Arcadismo
 

- Basílio da Gama -

"Serás lido, Uraguai. Cubra os meus olhos
Embora um dia a escura noite eterna.
Tu vive e goza a luz serena e pura."
(Basílio da Gama).

  José Basílio da Gama nasceu em 8 de abril de 1741, na cidade de São José do Rio das Mortes, atual Tiradentes, Minas Gerais. Estudou no RJ, no Colégio dos Jesuítas, e era noviço quando foi expulso, em 1759. Foi para Roma, onde ingessou na Arcádia Romana, com o pseudônimo de "Termindo Sipílio". Preso em Lisboa, no ano de 1768, sob a acusação de fanatismo, é condenado ao degredo em Angola, do qual livra-se ao escrever um poema nupicial (epitalâmio) à filha do Marques de Pombal. Falece em Lisboa, a 31 de julho de 1795.
  Publicou seu poema épico "O Uraguai", em 1769, nele tem dois objetivos: criticar os jesuítas e defender a política pombalina (torna-se secretário de Pombal). No poema, acusa os jesuítas de combaterem a escravidão indígena com um objetivo, o de se tornarem os únicos senhores dos mesmos.

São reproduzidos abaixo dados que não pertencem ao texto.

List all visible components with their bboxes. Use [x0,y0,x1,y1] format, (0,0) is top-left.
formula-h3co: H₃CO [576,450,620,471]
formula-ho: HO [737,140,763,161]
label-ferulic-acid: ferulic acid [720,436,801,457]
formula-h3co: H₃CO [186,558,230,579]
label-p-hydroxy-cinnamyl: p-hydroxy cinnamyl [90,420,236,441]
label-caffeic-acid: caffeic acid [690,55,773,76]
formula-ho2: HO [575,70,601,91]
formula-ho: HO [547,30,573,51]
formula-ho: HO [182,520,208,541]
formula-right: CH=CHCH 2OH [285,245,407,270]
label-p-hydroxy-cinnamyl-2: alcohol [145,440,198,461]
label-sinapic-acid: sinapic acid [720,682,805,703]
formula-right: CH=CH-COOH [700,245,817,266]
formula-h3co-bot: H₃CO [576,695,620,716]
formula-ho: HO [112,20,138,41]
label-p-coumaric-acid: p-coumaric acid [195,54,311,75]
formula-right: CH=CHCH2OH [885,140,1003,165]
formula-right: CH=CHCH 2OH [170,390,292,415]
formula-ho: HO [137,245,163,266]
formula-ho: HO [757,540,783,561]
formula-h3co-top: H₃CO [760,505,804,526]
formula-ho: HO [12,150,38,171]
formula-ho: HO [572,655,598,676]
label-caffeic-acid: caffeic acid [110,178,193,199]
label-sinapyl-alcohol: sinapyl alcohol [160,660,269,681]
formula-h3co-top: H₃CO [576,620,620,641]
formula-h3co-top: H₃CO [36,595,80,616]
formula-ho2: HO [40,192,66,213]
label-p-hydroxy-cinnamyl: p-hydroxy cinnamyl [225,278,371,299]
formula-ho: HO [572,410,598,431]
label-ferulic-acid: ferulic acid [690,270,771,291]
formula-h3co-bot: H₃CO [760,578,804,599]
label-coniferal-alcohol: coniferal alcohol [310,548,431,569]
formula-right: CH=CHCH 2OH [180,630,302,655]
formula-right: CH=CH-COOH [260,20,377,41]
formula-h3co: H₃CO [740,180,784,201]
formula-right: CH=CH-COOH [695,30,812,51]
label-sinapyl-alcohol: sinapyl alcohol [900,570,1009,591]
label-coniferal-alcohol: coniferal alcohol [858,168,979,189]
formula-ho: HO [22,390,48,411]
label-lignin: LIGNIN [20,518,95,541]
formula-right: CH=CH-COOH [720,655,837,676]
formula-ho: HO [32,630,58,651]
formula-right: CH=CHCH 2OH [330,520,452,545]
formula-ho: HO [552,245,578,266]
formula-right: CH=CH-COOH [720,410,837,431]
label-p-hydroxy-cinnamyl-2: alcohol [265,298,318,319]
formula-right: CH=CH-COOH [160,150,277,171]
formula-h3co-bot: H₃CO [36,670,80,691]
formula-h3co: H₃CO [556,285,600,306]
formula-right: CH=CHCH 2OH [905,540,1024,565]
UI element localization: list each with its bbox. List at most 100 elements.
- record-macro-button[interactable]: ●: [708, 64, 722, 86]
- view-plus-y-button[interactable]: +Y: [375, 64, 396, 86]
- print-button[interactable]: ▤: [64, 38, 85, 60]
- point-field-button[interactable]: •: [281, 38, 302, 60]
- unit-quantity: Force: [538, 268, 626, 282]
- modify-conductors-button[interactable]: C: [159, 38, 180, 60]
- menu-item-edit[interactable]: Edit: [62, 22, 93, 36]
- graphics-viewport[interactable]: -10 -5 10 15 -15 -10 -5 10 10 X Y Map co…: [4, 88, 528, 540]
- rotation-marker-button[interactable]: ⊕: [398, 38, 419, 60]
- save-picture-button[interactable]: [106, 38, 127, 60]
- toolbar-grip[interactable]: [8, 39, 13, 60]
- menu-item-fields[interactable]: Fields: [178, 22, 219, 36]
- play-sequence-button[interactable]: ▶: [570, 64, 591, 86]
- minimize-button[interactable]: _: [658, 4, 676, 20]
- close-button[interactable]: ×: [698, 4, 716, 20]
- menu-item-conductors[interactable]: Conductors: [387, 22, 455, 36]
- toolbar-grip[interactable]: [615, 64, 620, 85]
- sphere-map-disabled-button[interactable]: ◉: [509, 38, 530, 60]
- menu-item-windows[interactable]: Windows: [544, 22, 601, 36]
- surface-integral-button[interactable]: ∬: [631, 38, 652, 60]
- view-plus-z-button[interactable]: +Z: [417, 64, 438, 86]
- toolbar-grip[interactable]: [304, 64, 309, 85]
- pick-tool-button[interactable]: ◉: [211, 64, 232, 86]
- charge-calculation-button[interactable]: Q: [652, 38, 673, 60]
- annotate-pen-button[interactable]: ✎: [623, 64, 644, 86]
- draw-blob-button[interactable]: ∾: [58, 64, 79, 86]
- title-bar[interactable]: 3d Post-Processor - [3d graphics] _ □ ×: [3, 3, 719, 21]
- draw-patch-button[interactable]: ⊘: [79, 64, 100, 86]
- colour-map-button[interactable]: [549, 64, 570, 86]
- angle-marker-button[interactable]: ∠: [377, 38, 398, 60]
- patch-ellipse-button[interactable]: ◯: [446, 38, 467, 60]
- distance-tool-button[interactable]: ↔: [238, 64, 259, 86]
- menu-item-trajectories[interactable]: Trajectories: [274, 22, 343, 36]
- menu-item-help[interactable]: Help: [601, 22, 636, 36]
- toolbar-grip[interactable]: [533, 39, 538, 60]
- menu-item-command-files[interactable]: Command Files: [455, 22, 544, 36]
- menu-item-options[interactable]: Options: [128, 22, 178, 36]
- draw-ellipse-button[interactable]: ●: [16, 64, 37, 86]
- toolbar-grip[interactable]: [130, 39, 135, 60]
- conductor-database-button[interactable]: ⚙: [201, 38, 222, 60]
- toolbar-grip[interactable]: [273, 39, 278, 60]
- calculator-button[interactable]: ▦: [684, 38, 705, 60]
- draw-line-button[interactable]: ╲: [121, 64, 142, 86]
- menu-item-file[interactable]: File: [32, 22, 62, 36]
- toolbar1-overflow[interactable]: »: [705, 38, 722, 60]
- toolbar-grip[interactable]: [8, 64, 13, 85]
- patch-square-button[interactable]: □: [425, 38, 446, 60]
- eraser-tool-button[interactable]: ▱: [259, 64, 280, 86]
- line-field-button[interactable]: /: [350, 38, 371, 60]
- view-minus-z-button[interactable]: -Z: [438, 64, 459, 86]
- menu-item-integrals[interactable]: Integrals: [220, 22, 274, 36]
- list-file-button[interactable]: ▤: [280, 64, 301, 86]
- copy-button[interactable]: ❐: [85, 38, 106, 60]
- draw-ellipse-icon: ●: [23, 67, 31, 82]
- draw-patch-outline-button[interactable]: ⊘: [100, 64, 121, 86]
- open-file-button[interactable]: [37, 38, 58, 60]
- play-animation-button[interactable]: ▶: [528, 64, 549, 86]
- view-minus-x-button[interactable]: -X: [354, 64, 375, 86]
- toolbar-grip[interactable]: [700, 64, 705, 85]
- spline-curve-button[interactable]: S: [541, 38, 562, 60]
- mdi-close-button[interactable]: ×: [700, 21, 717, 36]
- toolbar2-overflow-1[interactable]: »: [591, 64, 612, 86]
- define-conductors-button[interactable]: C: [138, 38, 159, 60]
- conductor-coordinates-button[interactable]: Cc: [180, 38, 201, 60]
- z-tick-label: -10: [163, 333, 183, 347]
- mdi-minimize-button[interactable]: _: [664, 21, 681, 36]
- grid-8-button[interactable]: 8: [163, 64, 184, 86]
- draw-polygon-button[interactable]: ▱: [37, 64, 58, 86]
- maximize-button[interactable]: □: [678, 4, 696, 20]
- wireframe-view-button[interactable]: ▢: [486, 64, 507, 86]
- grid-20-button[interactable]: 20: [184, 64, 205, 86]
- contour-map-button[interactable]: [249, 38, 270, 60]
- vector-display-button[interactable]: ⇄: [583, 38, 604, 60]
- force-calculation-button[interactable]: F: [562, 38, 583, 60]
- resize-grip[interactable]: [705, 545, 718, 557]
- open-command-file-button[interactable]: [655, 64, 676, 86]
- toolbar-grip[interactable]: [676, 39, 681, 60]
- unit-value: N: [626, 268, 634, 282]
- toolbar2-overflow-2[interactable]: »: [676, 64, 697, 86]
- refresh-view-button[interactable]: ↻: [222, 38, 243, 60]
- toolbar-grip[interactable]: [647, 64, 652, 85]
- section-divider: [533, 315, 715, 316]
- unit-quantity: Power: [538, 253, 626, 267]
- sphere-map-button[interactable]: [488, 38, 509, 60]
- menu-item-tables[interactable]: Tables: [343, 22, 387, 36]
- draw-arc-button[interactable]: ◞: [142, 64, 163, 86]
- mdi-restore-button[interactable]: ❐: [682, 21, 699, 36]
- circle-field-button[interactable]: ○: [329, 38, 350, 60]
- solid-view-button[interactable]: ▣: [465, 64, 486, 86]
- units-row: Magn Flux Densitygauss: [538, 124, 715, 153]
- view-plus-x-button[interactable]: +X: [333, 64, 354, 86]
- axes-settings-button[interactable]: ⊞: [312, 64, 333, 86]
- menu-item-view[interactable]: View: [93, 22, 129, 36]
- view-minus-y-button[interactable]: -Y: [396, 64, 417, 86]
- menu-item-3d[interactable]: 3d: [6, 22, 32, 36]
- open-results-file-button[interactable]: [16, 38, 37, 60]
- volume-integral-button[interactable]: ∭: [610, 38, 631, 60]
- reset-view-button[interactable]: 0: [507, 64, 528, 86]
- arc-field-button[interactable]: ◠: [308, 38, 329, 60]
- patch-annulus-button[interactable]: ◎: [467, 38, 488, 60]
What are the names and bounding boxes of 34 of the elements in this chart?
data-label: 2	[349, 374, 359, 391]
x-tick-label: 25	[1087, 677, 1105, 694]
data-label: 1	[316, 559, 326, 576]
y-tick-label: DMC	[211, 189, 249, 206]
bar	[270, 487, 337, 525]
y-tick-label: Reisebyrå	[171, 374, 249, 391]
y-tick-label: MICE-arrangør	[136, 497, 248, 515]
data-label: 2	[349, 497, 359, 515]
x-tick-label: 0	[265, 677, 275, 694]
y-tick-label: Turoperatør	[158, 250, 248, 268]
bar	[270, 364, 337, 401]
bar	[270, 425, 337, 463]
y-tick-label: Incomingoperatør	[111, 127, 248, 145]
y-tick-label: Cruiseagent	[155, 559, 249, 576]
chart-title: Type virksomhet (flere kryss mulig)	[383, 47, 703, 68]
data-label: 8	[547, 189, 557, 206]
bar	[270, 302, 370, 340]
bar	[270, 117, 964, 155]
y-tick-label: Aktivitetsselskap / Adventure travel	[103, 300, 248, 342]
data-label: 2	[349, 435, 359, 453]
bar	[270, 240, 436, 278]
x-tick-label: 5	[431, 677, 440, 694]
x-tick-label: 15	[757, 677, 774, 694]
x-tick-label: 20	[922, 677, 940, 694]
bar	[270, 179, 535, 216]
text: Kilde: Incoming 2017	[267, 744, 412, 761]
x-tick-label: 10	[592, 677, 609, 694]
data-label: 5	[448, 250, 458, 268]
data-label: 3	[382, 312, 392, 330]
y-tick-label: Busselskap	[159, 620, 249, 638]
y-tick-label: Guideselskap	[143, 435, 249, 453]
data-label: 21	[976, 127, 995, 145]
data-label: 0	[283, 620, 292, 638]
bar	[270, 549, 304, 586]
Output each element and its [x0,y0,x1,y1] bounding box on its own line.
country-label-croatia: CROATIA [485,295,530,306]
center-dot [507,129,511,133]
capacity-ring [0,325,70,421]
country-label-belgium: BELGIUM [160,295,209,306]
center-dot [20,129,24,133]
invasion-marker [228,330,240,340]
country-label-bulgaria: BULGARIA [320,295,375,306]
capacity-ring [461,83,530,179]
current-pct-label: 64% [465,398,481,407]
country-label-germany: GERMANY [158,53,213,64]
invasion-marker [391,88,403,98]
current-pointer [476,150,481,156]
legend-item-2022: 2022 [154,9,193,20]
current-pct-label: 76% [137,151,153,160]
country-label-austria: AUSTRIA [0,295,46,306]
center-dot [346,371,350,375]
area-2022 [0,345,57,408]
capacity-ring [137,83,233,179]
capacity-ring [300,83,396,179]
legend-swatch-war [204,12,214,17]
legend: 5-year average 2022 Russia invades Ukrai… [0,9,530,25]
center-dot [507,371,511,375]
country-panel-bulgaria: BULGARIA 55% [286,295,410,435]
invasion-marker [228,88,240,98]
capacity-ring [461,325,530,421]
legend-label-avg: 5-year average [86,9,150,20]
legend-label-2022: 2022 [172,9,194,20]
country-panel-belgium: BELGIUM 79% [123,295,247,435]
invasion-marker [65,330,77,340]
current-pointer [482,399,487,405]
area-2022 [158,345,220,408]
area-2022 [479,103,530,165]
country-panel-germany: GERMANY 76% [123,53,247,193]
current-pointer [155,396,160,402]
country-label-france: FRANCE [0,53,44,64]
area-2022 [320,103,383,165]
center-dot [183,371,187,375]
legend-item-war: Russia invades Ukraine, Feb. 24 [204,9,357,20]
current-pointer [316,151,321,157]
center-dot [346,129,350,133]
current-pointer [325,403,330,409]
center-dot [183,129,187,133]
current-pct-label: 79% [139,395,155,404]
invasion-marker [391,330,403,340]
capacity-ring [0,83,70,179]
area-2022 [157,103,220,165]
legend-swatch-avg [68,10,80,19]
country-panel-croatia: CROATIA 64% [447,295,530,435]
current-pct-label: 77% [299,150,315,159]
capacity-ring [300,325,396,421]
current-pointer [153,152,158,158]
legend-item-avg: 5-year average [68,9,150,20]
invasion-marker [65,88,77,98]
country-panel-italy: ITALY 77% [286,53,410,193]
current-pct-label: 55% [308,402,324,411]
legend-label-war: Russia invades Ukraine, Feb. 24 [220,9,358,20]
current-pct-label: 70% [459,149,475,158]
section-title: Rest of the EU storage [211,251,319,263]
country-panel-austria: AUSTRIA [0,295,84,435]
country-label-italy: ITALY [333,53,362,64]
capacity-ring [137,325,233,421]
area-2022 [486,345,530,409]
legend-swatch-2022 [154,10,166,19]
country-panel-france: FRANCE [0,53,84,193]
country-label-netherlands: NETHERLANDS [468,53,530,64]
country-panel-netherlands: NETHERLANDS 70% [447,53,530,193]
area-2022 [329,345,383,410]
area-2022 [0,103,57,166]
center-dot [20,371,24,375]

  O tema histórico do poema é a luta empreendida pelos portugueses, auxiliados pelos espanhóis, contra os índios dos Sete Povos das Missões, instigados pelos jesuítas (a culpa caberia aos jesuítas e não aos índios). Apesar de apresentar uma característica pouco comum aos épicos, o tema contemporâneo ao autor, Basílio da Gama conseguiu criar uma obra interessante, cujo principal mérito está na quebra da estrutura camoniana. Soube fugir dos lugares comuns do bucolismo vigente, apesar de exaltar a natureza e o "bom-selvagem".
  Apresenta algumas inovações, como os versos decassílabos brancos, não apresentando divisão em estrofes e constando de apenas cinco cantos. Respeita a divisão tradicional (proposição, invocação, dedicatória, narração e epílogo), embora quebre a estrutura ao iniciar o poema pela narração.
  Os personagens do poema são: Gomes Freire de Andrada (herói português); Balda (vilão, um jesuíta caracterizado); e os indígenas: Lindóia, Cacambo (marido de Lindóia), Sepé, Tatu-Guaçu, Caitutu e Tanajura (a vidente).

"..........Mais de perto
Descobrem que se enrola no seu corpo
Verde serpente, e lhe passeia, cinge
Pescoço e braços, e lhe lambe o seio.
Fogem de a ver assim, sobressaltados,
E param cheios de temor ao longe;
E nem se atrevem a chamá-la, e temem
Que desperte assustada, e irrite o monstro,
E fuja, e apresse no fugir a morte.
Porém o destro Caitutu, que treme
Do perigo da irmã, sem mais demora
Dobrou as pontas do arco, e quis três vezes
Soltar o tiro, e vacilou três vezes
Entre a ira e o temor. Enfim sacode
O arco e faz voar a aguda seta,
Que toca o peito de Lindóia, e fere
A serpente na testa, e a boca e os dentes
Deixou cravados no vizinho tronco.
Açouta o campo coa ligeira cauda
O irado monstro, e em tortuosos giros
Se enrosca no cipreste, e verte envolto
Em negro sangue o lívido veneno.
Leva nos braços a infeliz Lindóia
O desgraçado irmão, que ao despertá-la
Conhece, com que dor! no frio rosto
Os sinais do veneno, e vê ferido
Pelo dente sutil o brando peito.
Os olhos, em que Amor reinava, um dia,
Cheios de morte; e muda aquela língua
Que ao surdo vento e aos ecos tantas vezes
Contou a larga história de seus males.
Nos olhos Caitutu não sofre o pranto,
E rompe em profundíssimos suspiros,
Lendo na testa da fronteira gruta
De sua mão já trêmula gravado
O alheio crime e a voluntária morte.
E por todas as partes repetido
O suspirado nome de Cacambo.
Inda conserva o pálido semblante
Um não sei quê de magoado e triste,
Que os corações mais duros enternece.
Tanto era bela no seu rosto a morte!"